Terra nova do Norte, 500 km ao norte de Cuiabá é Amazônia. O bioma é cerradão, a bacia hidrográfica é amazônica e não muito longe temos o Pará e aqueles rios caudalosos. Em Nova Guarita, mais ao norte, temos o rio Teles Pires, também chamado São Manuel(“nunca dês um nome a um rio/ é sempre outro rio a passar”, já dizia o poeta), lugar que pedalei para conhecer em 2016, já morando em Cuiabá há dez anos. Eu só me interessei efetivamente nesta pequena viagem após aprender a usar o GPS do celular e os aplicativos de mapeamento: “até que não é assim tão distante” pensei. Claro, o mapa não é o território, e quando cheguei lá (link para mapa) vi que não havia estrutura para acampar e só pude armar a barraca embaixo de uma estrutura abandonada e precária que havia lá — só para descansar o mínimo necessário antes de pedalar de volta.
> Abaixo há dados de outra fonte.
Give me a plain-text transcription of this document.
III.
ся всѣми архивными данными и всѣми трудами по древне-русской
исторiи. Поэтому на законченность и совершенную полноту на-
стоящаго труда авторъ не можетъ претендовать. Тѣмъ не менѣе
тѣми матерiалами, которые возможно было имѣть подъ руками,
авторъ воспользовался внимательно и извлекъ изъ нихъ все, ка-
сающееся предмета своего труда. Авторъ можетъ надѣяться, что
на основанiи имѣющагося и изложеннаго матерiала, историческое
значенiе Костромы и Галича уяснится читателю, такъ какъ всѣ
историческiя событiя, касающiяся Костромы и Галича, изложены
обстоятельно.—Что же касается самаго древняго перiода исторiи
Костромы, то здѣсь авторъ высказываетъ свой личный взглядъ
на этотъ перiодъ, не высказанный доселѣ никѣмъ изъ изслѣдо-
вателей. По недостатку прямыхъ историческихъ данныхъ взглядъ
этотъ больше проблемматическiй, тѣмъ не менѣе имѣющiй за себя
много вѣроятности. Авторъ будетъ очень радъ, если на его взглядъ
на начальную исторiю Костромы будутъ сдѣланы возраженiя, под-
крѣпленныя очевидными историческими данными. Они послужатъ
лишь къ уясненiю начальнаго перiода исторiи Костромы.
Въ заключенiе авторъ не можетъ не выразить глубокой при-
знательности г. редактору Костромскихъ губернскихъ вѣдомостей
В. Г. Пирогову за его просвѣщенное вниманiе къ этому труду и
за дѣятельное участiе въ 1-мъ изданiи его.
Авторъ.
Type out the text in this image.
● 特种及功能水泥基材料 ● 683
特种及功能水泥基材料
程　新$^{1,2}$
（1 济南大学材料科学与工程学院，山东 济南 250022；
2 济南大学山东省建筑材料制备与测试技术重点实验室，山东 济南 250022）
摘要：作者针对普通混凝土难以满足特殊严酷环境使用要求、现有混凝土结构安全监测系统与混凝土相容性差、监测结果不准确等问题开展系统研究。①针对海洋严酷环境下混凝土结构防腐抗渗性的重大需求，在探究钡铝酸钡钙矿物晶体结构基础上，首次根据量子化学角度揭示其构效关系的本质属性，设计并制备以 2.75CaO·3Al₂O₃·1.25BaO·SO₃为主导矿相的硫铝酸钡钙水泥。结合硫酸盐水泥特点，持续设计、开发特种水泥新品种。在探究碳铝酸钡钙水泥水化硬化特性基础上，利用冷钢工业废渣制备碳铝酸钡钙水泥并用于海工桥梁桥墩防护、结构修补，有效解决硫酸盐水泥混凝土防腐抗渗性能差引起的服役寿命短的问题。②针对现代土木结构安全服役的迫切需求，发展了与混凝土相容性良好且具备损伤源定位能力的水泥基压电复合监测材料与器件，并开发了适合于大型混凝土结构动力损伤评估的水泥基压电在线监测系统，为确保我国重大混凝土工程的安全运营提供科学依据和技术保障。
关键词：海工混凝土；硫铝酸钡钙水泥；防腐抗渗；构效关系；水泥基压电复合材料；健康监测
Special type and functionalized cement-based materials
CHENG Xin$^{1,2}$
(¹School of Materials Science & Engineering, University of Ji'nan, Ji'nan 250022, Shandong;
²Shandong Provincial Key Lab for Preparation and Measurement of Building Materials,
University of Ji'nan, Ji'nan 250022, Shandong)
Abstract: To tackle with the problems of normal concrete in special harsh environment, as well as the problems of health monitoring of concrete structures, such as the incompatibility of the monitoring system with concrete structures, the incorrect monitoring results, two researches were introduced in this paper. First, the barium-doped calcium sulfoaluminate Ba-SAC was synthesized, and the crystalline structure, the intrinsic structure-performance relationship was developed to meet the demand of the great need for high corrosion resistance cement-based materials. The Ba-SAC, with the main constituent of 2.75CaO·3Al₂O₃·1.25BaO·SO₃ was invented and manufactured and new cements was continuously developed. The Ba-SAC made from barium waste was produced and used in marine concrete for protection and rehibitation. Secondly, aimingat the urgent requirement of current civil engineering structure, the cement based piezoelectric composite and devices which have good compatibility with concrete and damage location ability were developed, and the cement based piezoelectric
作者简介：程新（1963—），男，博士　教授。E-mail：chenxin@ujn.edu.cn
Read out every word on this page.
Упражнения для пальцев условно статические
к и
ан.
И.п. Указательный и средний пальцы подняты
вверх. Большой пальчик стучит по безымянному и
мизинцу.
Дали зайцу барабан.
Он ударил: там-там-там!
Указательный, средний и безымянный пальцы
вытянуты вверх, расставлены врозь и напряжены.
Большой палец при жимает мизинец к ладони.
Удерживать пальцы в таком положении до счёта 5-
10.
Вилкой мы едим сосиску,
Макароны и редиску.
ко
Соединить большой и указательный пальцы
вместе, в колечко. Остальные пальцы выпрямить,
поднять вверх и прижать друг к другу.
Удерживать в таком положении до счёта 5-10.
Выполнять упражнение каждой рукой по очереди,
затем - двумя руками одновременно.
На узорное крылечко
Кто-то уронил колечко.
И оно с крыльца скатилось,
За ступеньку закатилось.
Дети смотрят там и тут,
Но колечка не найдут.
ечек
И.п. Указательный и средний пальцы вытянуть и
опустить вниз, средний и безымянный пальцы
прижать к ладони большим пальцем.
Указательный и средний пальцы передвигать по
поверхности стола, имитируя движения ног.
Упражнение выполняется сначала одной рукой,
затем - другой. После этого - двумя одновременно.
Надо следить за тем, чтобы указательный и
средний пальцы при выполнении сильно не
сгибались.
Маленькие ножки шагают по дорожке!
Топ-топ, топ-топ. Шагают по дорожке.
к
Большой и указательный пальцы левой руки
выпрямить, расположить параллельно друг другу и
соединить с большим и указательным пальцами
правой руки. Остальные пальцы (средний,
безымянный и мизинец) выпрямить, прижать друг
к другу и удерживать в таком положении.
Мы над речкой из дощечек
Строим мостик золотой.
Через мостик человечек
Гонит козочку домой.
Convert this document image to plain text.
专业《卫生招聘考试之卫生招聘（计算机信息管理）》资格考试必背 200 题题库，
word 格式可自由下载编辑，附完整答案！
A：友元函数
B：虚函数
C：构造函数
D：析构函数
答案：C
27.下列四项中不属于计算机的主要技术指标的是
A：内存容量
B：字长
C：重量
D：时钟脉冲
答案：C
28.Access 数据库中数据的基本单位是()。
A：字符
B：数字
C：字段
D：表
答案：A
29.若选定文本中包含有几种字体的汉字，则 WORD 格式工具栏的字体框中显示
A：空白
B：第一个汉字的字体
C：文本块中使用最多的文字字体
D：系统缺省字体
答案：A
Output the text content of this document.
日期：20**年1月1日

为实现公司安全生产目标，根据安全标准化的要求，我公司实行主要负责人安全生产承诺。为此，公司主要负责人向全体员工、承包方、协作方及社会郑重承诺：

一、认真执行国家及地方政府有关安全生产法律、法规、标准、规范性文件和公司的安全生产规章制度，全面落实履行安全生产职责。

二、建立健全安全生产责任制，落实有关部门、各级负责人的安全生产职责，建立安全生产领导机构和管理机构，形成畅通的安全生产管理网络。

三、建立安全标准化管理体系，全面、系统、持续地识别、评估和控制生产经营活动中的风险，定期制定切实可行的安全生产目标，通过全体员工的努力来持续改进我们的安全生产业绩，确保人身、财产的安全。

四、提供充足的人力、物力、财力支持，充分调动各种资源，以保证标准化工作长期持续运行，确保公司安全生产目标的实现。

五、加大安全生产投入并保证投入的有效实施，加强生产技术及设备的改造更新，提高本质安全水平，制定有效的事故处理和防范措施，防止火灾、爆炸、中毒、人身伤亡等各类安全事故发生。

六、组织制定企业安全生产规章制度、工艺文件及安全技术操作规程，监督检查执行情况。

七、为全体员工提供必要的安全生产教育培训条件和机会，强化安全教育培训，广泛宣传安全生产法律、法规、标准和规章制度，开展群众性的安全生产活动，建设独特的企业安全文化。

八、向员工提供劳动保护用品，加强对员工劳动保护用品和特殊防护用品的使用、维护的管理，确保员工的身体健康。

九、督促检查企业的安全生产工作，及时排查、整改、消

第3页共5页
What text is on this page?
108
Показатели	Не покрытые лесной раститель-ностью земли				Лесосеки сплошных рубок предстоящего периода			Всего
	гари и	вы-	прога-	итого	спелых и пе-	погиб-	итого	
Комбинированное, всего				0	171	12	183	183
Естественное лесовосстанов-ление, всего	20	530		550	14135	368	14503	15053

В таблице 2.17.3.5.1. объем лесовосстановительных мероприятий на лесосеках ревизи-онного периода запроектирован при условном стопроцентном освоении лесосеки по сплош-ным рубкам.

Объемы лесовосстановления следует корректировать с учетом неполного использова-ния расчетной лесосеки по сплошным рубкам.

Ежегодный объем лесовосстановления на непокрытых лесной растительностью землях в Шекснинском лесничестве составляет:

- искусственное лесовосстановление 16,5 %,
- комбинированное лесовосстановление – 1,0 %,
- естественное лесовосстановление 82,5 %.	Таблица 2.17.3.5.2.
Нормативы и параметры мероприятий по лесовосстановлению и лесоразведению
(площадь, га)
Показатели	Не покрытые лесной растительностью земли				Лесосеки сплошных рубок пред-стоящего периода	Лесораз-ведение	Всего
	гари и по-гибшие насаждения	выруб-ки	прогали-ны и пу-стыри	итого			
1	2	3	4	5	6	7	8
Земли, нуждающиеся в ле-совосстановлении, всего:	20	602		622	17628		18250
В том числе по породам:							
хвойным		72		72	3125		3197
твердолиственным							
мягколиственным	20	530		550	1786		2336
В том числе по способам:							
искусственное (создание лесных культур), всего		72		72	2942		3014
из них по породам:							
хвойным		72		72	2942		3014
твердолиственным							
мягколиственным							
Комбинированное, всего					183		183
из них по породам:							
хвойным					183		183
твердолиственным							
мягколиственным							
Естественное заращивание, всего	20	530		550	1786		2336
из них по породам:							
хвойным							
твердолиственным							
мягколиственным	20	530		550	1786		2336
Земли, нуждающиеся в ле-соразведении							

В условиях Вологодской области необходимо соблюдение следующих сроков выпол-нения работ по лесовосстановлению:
Neste rio eu tive a experiência de estar em meio à devastação que já ocorria naquela região. Como é de se imaginar, não é de um dia para o outro que um lugar cheio de vida e biodiversidade desaparece — ele agoniza por algum tempo antes. Rios morrem, e nem é só de sufocamento como ocorreu em Mariana e Brumadinho — eles morrem afogando-se em si mesmos, se desbarrancando em assoreamento. Nem um pássaro canta na região. Não existe mais mistério e abismos — a floresta desafiando a razão contra si mesma. Aquilo que os indígenas aprenderam e vivem a respeitar e que é a coisa mais frágil que se têm notícia.
Mais informações: ouça este podcast do Le Monde Diplomatique Brasil entrevistando R. Abramovay.
As piores “tragédias” são aquelas que poderiam ter sido evitadas. Como o incêndio da Boate Kiss, ocorrido há sete anos atrás em Santa Maria, Rio Grande do Sul. 242 pessoas inocentes morreram naquela noite, incluindo funcionários, estudantes universitários, pais e mães, porquê alguém achou que tampar todas as saídas com vedação contra vazamento de som era uma boa ideia. Também, a soma de terríveis e agourentas variáveis, como o desconhecimento da potencial mortalidade da fumaça advinda da queima da espuma de revestimento, contribuíram para uma das maiores tragédias do Brasil e do mundo em lugares fechados. Eu estava na casa da minha tia, nos fundos da nossa, no dia que eu vi a notícia e poucas vezes me senti tão triste.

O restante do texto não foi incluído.